O À pala de Walsh celebra três anos e, como leitor (mais do que como colaborador), faço públicos os meus parabéns, cheios de entusiasmo e admiração porque quem o fundou e lá escreve. É, hoje em dia, e a anos luz do resto (exceptuando, naturalmente, o meio académico), a melhor plataforma a pensar e a escrever sobre cinema em Portugal - com profissionalismo e amor ao cinema em doses iguais. Parabéns, Walsh!


quinta-feira, 9 de julho de 2015

poemas, poemas

Numa aula de línguas, o Professor pede aos alunos que façam uns quantos exercícios, os quais se vêm a revelar francamente pouco úteis. Ao meu lado, um tipo janota, na casa dos quarenta, que passa as aulas a dizer que adora sentir "stress" e que abomina "preguiçosos" (consta que tem ascendentes germânicos), chuta esta frase lapidar a propósito dos ditos exercícios: "poemas, poemas...". À primeira, não compreendo e, por isso, olho-o com mais atenção. Ele esclarece-me: "poemas, não servem para nada!".

terça-feira, 7 de julho de 2015

televisão espanhola, sábado à noite, horário nobre






A isto se chama uma televisão que dá cartas. Que nenhum espanhol diga que não podia ter previsto determinado acontecimento!

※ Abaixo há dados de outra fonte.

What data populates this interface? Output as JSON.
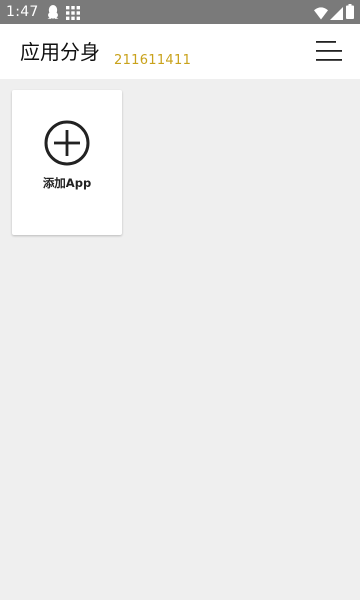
{
  "status_bar": {
    "time": "1:47",
    "left_icons": [
      "qq-penguin-icon",
      "app-grid-icon"
    ],
    "right_icons": [
      "wifi-icon",
      "signal-icon",
      "battery-icon"
    ]
  },
  "header": {
    "title": "应用分身",
    "id_text": "211611411",
    "id_color": "#c9a21b",
    "menu_icon": "menu-icon"
  },
  "main": {
    "cards": [
      {
        "label": "添加App",
        "icon": "add-circle-icon"
      }
    ]
  }
}
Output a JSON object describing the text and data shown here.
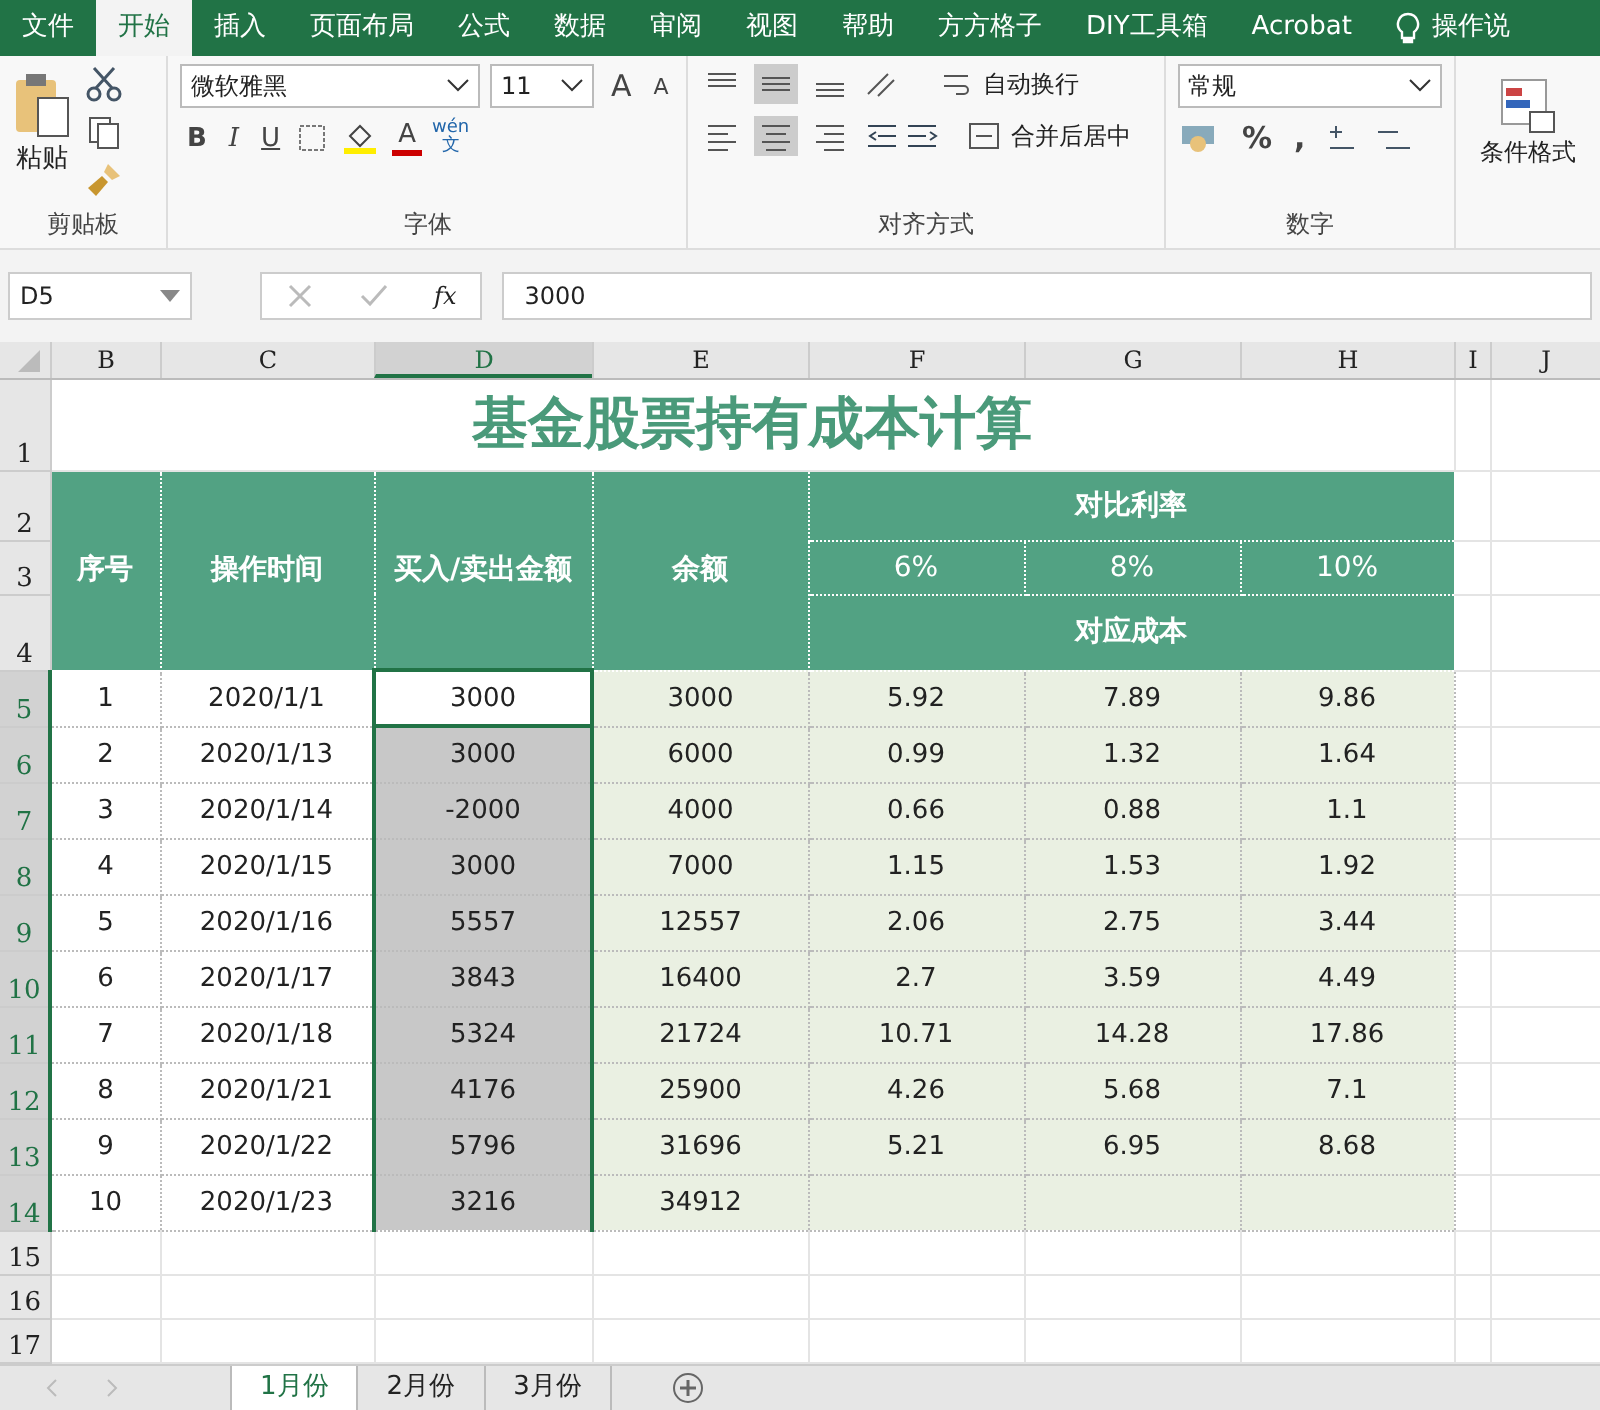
{
  "ribbon_tabs": [
    {
      "label": "文件",
      "selected": false
    },
    {
      "label": "开始",
      "selected": true
    },
    {
      "label": "插入",
      "selected": false
    },
    {
      "label": "页面布局",
      "selected": false
    },
    {
      "label": "公式",
      "selected": false
    },
    {
      "label": "数据",
      "selected": false
    },
    {
      "label": "审阅",
      "selected": false
    },
    {
      "label": "视图",
      "selected": false
    },
    {
      "label": "帮助",
      "selected": false
    },
    {
      "label": "方方格子",
      "selected": false
    },
    {
      "label": "DIY工具箱",
      "selected": false
    },
    {
      "label": "Acrobat",
      "selected": false
    },
    {
      "label": "操作说",
      "selected": false
    }
  ],
  "ribbon": {
    "clipboard": {
      "paste": "粘贴",
      "label": "剪贴板"
    },
    "font": {
      "name": "微软雅黑",
      "size": "11",
      "grow": "A",
      "shrink": "A",
      "bold": "B",
      "italic": "I",
      "underline": "U",
      "color_letter": "A",
      "phonetic_top": "wén",
      "phonetic_bottom": "文",
      "label": "字体"
    },
    "alignment": {
      "wrap": "自动换行",
      "merge": "合并后居中",
      "label": "对齐方式"
    },
    "number": {
      "format": "常规",
      "percent": "%",
      "comma": ",",
      "label": "数字"
    },
    "styles": {
      "conditional": "条件格式"
    }
  },
  "formula_bar": {
    "name_box": "D5",
    "fx": "fx",
    "value": "3000"
  },
  "columns": [
    {
      "label": "B",
      "selected": false
    },
    {
      "label": "C",
      "selected": false
    },
    {
      "label": "D",
      "selected": true
    },
    {
      "label": "E",
      "selected": false
    },
    {
      "label": "F",
      "selected": false
    },
    {
      "label": "G",
      "selected": false
    },
    {
      "label": "H",
      "selected": false
    },
    {
      "label": "I",
      "selected": false
    },
    {
      "label": "J",
      "selected": false
    }
  ],
  "sheet_title": "基金股票持有成本计算",
  "headers": {
    "seq": "序号",
    "date": "操作时间",
    "amount": "买入/卖出金额",
    "balance": "余额",
    "compare": "对比利率",
    "rates": [
      "6%",
      "8%",
      "10%"
    ],
    "cost": "对应成本"
  },
  "rows": [
    {
      "num": "5",
      "seq": "1",
      "date": "2020/1/1",
      "amount": "3000",
      "balance": "3000",
      "costs": [
        "5.92",
        "7.89",
        "9.86"
      ],
      "selected": true,
      "active": true
    },
    {
      "num": "6",
      "seq": "2",
      "date": "2020/1/13",
      "amount": "3000",
      "balance": "6000",
      "costs": [
        "0.99",
        "1.32",
        "1.64"
      ],
      "selected": true,
      "active": false
    },
    {
      "num": "7",
      "seq": "3",
      "date": "2020/1/14",
      "amount": "-2000",
      "balance": "4000",
      "costs": [
        "0.66",
        "0.88",
        "1.1"
      ],
      "selected": true,
      "active": false
    },
    {
      "num": "8",
      "seq": "4",
      "date": "2020/1/15",
      "amount": "3000",
      "balance": "7000",
      "costs": [
        "1.15",
        "1.53",
        "1.92"
      ],
      "selected": true,
      "active": false
    },
    {
      "num": "9",
      "seq": "5",
      "date": "2020/1/16",
      "amount": "5557",
      "balance": "12557",
      "costs": [
        "2.06",
        "2.75",
        "3.44"
      ],
      "selected": true,
      "active": false
    },
    {
      "num": "10",
      "seq": "6",
      "date": "2020/1/17",
      "amount": "3843",
      "balance": "16400",
      "costs": [
        "2.7",
        "3.59",
        "4.49"
      ],
      "selected": true,
      "active": false
    },
    {
      "num": "11",
      "seq": "7",
      "date": "2020/1/18",
      "amount": "5324",
      "balance": "21724",
      "costs": [
        "10.71",
        "14.28",
        "17.86"
      ],
      "selected": true,
      "active": false
    },
    {
      "num": "12",
      "seq": "8",
      "date": "2020/1/21",
      "amount": "4176",
      "balance": "25900",
      "costs": [
        "4.26",
        "5.68",
        "7.1"
      ],
      "selected": true,
      "active": false
    },
    {
      "num": "13",
      "seq": "9",
      "date": "2020/1/22",
      "amount": "5796",
      "balance": "31696",
      "costs": [
        "5.21",
        "6.95",
        "8.68"
      ],
      "selected": true,
      "active": false
    },
    {
      "num": "14",
      "seq": "10",
      "date": "2020/1/23",
      "amount": "3216",
      "balance": "34912",
      "costs": [],
      "selected": true,
      "active": false
    }
  ],
  "header_row_numbers": [
    "1",
    "2",
    "3",
    "4"
  ],
  "empty_row_numbers": [
    "15",
    "16",
    "17"
  ],
  "sheet_tabs": [
    {
      "label": "1月份",
      "selected": true
    },
    {
      "label": "2月份",
      "selected": false
    },
    {
      "label": "3月份",
      "selected": false
    }
  ]
}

quarta-feira, 1 de julho de 2015

mala noche



Foi uma noite curiosa.
 
Empaturrado de tapas na Plaza María Pita ("Pita" é mesmo apelido e não tem nada que ver com "piedade", mas, pelo que vem a seguir, gosto de pensar que sim), vi, pela segunda vez em Espanha, sozinho numa esplanada, Portugal perder uma final do campeonato da Europa (a outra foi em 2004, numa altura em que a Grécia, muito resolutamente, sem tempo para "negociações", olhava de cima para alemães, franceses e afins). Vi os penaltys na mais absoluta solidão, batendo palmas e berrando de cada vez que a sorte falhava à Suécia e sorria a Portugal. Quando o William Carvalho fez um passe para o guarda-redes sueco, quase fiquei, por momentos, de joelhos. Nesse preciso instante, no escuro anónimo da noite, umas misteriosas palmas ecoaram cheias de fúria, fazendo-me lembrar que, apesar de tudo, estava, ainda, em Espanha. No regresso ao hotel, numa rua completamente deserta, um senhor muito velhinho tocava lindamente, num órgão tão desgastado quanto ele, a "As Times Goes By", o que, além de me trazer, tão descontextualizada como justificadamente, a Ingrid Bergman desconsolada a olhar o vazio (o vazio?, mas como, se o seu passado é tão "cheio"?), fez uma súmula feliz de muitas coisas na minha vida (não só as futebolísticas). It's still the same old storyA fight for love and gloryA case of do or die.